Families and merchants passed by in narrow canoes and small children ran alongside the boat when it veered close to the canal bank. “One pen. You give me one pen,” they called. Forewarned, we had brought a supply of pens to distribute, along with some small koala souvenirs.
On the Sunday, while moored to pick up a few supplies, smartly dressed children in shiny shoes stopped to talk to us on their way to church. They told us their names were Martin and Maria.
We continued cruising the canals, passing through Vembanad Lake, the largest in India, and eventually stopping at Champakulam to look at a historic Christian church established in the 5th century AD. It took a minute to adjust to the sight of women in saris crossing themselves in front of an altar in a Christian church.
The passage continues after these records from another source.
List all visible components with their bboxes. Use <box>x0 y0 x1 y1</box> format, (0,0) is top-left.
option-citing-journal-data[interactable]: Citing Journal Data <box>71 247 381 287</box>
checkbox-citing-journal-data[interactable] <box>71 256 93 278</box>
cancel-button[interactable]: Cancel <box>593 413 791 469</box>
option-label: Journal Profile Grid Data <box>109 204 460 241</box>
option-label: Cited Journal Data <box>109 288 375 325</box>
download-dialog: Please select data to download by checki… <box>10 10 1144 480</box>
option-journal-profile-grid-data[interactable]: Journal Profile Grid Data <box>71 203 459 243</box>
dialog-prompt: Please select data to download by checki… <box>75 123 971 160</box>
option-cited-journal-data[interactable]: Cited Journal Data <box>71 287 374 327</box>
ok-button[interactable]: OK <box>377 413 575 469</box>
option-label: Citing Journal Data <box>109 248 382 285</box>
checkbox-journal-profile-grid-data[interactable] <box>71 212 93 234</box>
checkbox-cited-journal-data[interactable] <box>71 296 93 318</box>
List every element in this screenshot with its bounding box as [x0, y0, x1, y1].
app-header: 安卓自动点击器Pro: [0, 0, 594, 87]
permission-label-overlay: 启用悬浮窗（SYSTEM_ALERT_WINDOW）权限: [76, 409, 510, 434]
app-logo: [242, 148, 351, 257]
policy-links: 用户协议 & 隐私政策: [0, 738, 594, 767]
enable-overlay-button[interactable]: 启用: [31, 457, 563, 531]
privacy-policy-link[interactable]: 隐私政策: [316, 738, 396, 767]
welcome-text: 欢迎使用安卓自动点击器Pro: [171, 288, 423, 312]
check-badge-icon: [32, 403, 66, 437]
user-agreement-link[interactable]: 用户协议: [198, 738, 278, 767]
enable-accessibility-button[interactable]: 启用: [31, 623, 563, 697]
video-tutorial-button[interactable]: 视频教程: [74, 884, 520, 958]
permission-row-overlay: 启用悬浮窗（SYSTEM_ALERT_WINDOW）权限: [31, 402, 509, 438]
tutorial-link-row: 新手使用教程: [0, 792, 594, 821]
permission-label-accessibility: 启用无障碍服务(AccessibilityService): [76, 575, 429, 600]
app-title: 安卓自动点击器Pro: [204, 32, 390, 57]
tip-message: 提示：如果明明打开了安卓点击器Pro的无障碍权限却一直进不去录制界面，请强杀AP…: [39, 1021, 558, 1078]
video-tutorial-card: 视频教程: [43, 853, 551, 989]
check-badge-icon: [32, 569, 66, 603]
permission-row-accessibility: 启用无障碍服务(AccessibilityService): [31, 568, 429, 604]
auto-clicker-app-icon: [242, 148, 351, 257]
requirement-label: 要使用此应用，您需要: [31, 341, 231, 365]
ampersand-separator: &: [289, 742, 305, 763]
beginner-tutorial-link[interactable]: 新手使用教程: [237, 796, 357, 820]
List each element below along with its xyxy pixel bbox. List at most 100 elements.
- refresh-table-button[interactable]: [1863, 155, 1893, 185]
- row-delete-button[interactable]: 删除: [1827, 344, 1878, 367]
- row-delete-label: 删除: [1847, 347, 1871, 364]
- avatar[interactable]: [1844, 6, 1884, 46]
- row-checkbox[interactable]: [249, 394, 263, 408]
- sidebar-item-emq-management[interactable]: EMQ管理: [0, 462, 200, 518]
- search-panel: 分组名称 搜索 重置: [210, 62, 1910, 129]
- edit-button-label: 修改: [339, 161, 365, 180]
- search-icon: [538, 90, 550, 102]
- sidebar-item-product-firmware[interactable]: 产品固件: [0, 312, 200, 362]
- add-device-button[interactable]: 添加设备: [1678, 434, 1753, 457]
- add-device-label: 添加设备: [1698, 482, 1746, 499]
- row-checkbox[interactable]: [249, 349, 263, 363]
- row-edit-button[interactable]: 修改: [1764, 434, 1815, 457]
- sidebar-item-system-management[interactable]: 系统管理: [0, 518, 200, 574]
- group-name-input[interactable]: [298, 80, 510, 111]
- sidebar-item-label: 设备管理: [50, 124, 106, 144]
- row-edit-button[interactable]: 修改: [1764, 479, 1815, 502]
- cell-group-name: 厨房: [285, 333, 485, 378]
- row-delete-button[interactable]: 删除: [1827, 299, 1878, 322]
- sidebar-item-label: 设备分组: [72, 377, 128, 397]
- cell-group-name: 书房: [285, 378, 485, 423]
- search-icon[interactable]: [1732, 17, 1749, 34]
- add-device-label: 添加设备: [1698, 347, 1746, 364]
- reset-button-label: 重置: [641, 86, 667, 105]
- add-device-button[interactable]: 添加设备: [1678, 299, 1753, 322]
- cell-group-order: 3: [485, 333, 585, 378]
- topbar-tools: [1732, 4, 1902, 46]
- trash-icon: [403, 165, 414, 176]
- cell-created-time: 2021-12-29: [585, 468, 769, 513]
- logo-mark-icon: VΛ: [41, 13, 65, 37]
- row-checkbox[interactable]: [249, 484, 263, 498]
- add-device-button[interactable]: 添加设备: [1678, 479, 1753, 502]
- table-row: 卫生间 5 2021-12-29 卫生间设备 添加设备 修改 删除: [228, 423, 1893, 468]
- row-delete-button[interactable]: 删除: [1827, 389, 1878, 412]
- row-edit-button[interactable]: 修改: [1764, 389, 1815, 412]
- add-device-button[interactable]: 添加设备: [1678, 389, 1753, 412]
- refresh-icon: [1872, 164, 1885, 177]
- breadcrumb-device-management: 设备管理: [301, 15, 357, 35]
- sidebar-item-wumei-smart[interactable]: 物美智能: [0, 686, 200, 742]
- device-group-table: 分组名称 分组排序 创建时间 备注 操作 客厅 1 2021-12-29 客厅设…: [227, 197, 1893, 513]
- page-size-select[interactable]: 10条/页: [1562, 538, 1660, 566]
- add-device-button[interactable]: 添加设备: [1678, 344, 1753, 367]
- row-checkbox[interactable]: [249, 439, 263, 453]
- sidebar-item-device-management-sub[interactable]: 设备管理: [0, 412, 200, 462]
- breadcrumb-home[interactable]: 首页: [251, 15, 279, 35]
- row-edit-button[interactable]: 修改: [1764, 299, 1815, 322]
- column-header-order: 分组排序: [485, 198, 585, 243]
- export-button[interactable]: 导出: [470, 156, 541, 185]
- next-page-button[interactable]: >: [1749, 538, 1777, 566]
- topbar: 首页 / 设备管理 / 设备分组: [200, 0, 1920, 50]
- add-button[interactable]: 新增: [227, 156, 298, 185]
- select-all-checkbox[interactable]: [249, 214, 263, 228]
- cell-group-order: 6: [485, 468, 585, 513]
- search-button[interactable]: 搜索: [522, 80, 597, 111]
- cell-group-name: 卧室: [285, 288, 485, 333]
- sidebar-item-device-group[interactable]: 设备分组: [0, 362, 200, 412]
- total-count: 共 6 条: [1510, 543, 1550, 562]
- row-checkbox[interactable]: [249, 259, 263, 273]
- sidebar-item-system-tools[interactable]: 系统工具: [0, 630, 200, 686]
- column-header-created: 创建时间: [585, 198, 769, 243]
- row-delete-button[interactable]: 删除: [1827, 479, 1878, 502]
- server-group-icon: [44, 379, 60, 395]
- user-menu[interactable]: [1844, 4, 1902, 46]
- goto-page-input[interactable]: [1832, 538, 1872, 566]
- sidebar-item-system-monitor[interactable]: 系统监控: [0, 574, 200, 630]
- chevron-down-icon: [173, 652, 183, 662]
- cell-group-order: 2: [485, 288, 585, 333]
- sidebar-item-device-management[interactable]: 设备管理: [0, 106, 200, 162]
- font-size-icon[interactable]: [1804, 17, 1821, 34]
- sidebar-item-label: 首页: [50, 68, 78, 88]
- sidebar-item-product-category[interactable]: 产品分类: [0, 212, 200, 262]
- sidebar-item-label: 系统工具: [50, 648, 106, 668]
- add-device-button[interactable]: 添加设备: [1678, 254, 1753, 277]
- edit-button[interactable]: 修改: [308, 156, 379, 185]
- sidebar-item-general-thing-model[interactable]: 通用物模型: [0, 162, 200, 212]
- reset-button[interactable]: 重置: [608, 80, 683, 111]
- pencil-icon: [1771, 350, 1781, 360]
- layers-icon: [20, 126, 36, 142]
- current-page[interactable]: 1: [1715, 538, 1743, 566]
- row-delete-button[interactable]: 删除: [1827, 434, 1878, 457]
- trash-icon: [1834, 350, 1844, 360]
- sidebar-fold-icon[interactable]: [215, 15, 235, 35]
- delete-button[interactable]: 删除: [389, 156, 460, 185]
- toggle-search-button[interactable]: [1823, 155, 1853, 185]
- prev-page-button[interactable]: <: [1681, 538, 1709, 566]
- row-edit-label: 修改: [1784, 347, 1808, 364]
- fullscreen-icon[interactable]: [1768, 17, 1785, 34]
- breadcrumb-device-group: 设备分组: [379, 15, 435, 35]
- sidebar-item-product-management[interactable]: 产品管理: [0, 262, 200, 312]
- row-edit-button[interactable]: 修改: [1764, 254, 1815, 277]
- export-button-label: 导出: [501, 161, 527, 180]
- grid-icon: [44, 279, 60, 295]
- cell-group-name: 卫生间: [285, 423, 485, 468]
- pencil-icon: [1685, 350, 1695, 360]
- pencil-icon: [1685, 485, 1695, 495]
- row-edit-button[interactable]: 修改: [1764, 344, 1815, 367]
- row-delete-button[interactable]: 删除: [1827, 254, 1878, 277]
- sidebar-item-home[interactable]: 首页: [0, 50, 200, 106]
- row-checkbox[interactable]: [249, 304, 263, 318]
Other stops along our way included the site of a one-armed 10th-century stone Buddha in a stupa at Karumadikkuttan, a 35-metre longboat that won four of the local annual "vallam kali" (in English, snake boat races) in recent years and, on our last day, a leisurely paddle through the narrower, water hyacinth-choked canals on a "country boat", the Keralan equivalent of a gondola, complete with gondolier.
Our cook, Mahesh – our hero – prepared “typical last day” meals for us, with lunch and dinner served on banana leaves and eaten by hand. His chickpea curry, okra curry, "thoran" (a salad of shredded cabbage, grated carrot fried with green chilli, shallots, dill, mustard seeds and a few curry leaves, all tossed with grated coconut) and spicy fried black pomfret were excellent (it was our fault if we ate too much). The local Kerala rice, not as heavy as brown rice but more nutty than basmati, had a great flavour.
Mahesh told us he usually cooked for a hotel restaurant on land but liked to take a break in the fresh air on a houseboat when the opportunity arose, even though the money wasn't as good. We tipped him and the other two staff – Preshan, the captain, and Serdu, the oarsman – well, we hope, and their smiles suggested we might have been on the mark.
Certainly, the three had been wonderful. Despite our limited ability to communicate in words with each other, they were pleasant company, accommodating, cheery and relaxed. Not to mention the food.
The online reservation site for Indian Rail is irctc.co.in. To negotiate it, it's essential to first Google “tourist tips + India rail travel” and follow directions. We paid about $60 each for first-class tickets from Mumbai to Goa and $45 each for Class 2A from Goa to Alleppey (also called Alappuzha), the starting point for most backwater cruises.
A houseboat in Kerala can be organised via keralamate.com. Three nights for three people on a deluxe, air-conditioned, two-bedroom houseboat costs $US600 ($685) or $US910 for luxury class.